Astellas paves backloaded biobucks deal to test 4DMT's eye disease gene therapy vector

Astellas Pharma is digging up some cash to use one of 4D Molecular Therapeutics’ gene therapy vectors for at least one rare eye disease—but the genetic medicines company is going to have to wait a while to see the true bounty.

The Japanese pharma has signed a deal to use 4DMT’s intravitreal retinotropic R100 vector for one genetic target in rare monogenic ophthalmic diseases, the companies said Monday. Astellas could later add up to two additional targets. 4DMT will receive $20 million upfront, with milestones that could total $942.5 million. This includes a near-term milestone of $15 million for the initial target.
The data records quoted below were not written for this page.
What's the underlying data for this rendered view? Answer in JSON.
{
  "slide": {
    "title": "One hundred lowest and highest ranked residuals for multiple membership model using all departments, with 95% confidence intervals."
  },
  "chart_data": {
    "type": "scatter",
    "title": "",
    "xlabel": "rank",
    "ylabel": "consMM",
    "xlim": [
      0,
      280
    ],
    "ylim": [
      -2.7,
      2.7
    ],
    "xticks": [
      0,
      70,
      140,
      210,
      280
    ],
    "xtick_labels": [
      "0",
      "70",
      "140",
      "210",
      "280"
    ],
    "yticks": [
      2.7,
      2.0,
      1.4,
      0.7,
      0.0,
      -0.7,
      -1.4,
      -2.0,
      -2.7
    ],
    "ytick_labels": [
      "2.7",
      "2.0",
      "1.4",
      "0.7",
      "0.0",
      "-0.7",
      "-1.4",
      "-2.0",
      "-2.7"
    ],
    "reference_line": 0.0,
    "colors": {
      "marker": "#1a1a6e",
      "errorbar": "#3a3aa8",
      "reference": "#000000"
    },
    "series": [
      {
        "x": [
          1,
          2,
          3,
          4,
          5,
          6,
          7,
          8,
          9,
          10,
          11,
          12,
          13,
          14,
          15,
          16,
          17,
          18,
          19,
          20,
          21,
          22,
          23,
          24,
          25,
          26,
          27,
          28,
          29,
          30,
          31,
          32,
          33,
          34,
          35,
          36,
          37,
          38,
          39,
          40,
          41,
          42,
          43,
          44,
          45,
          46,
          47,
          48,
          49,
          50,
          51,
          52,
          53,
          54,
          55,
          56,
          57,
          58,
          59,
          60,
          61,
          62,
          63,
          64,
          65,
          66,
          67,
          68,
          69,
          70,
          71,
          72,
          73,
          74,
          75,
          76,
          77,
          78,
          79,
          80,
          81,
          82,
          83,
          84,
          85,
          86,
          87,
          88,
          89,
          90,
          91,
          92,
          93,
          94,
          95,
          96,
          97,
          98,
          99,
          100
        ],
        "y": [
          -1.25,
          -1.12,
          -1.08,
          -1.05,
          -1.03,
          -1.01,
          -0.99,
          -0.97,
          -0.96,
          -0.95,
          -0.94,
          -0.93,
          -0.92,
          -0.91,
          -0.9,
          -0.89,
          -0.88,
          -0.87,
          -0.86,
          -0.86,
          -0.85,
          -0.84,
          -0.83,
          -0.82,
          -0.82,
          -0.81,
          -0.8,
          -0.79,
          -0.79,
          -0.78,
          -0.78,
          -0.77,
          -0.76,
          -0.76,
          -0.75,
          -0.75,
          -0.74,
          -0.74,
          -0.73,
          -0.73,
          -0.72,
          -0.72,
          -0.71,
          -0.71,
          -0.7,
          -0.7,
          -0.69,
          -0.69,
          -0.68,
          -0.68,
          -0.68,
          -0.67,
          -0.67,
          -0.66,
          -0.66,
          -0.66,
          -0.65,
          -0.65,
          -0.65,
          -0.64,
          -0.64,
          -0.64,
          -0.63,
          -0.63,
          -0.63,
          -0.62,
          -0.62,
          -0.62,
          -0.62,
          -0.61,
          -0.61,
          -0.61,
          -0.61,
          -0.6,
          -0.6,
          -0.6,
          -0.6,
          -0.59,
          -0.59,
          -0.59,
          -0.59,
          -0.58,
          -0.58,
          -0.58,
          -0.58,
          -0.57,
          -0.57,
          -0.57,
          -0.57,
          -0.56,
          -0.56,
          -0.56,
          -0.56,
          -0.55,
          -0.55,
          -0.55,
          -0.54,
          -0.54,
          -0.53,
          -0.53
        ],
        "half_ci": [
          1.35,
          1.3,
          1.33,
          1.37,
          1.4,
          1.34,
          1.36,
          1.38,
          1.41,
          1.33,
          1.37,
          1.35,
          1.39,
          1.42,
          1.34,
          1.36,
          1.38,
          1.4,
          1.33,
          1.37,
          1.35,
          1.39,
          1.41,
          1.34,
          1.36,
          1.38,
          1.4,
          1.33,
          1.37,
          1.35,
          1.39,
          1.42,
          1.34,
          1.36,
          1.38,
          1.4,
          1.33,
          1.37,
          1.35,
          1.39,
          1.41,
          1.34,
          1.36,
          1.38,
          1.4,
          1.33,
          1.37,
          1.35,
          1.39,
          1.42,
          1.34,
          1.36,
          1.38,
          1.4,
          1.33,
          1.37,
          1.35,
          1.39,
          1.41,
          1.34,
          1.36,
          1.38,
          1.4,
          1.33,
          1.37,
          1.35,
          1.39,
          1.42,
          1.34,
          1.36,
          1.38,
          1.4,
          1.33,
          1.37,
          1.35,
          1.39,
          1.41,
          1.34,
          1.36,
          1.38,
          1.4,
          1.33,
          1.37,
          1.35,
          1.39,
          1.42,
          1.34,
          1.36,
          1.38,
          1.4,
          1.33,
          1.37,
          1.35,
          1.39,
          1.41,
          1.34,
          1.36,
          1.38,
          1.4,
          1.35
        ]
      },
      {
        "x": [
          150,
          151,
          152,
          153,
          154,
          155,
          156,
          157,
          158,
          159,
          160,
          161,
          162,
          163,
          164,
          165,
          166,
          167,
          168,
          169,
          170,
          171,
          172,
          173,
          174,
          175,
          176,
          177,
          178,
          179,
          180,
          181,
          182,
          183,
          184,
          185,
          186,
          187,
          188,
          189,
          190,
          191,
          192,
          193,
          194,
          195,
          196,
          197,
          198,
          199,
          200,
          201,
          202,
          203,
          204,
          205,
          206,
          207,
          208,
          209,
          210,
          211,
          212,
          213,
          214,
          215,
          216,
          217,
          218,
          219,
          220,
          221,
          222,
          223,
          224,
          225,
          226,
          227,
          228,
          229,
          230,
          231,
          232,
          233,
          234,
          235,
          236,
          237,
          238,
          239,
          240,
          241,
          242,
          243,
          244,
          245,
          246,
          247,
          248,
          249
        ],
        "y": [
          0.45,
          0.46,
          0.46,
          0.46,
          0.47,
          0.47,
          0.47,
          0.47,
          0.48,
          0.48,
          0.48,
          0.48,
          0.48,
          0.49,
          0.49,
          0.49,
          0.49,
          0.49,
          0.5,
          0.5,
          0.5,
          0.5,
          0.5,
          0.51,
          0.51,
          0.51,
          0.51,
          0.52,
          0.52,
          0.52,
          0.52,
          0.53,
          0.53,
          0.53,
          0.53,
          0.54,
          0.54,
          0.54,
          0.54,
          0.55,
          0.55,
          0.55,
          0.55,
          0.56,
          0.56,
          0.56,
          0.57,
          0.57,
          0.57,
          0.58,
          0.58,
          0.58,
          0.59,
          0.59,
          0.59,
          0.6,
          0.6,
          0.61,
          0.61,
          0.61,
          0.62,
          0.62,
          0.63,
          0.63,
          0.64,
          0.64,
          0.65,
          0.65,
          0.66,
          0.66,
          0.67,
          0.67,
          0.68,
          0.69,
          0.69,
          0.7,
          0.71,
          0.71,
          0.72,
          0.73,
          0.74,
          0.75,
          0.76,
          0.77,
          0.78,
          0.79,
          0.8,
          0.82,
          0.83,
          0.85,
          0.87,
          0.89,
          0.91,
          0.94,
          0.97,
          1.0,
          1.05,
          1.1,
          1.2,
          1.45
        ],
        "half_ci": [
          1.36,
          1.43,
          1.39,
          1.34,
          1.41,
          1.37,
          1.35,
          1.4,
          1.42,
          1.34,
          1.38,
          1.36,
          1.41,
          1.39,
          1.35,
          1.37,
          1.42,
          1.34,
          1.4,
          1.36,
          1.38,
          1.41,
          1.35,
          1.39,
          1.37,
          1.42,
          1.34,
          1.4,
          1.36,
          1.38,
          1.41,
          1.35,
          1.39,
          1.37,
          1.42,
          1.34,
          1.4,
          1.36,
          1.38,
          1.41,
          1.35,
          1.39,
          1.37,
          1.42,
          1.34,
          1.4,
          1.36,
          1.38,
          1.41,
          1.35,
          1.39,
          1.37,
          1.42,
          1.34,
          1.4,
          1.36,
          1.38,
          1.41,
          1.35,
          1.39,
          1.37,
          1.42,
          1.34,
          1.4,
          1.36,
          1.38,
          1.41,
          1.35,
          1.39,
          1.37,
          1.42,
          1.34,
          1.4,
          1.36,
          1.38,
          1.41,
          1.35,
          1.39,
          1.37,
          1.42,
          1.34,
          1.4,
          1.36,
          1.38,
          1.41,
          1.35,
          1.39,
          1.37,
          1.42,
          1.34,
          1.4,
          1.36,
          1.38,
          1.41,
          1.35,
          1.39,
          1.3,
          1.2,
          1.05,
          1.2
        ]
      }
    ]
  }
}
The company could also receive royalties on sales of any licensed products that result.

Astellas will use the vector to deliver its own genetic payloads and is responsible for R&D, manufacturing and commercialization activities for the resulting programs.

The pharma is dipping its toe in the water through the deal to access a vector that 4DMT has used for four different product candidates. The furthest along is 4D-150, which is in phase 1/2 trials for wet age-related macular degeneration. So far, 70 patients have been dosed with therapies that use the vector, according to 4DMT CEO David Kirn, M.D.

R100 is an adeno-associated virus vector designed for intravitreal delivery that has the ability to penetrate the internal limiting membrane barrier and to efficiently transduce the entire retina, according to the release. This results in robust transgene expression in the retinal cells.

4DMT will maintain rights to the use of R100 for large-market non-hereditary ophthalmic diseases, Kirn noted. That includes the pipeline assets 4D-150, 4D-125, 4D-110 and 4D-175.

The deal could help turn around 4DMT’s fortunes after the FDA placed a clinical hold on the biotech’s Fabry disease gene therapy program in February. Enrollment in the program was voluntarily halted in January after three cases of a kidney condition were reported among the first six patients across two trials. An update on that program is expected in the second half, according to 4DMT’s May earnings release.

Astellas, meanwhile, has been busy, with three oncology approvals expected in the next year and a recent deal with Kate Therapeutics that will see the pharma once again enter a fatal neuromuscular disease called X-linked myotubular myopathy. The 4DMT deal fits into Astellas' focus on blindness and regeneration, which is a primary goal of its R&D strategy, the pharma's Chief Strategy Officer Adam Pearson said in the release.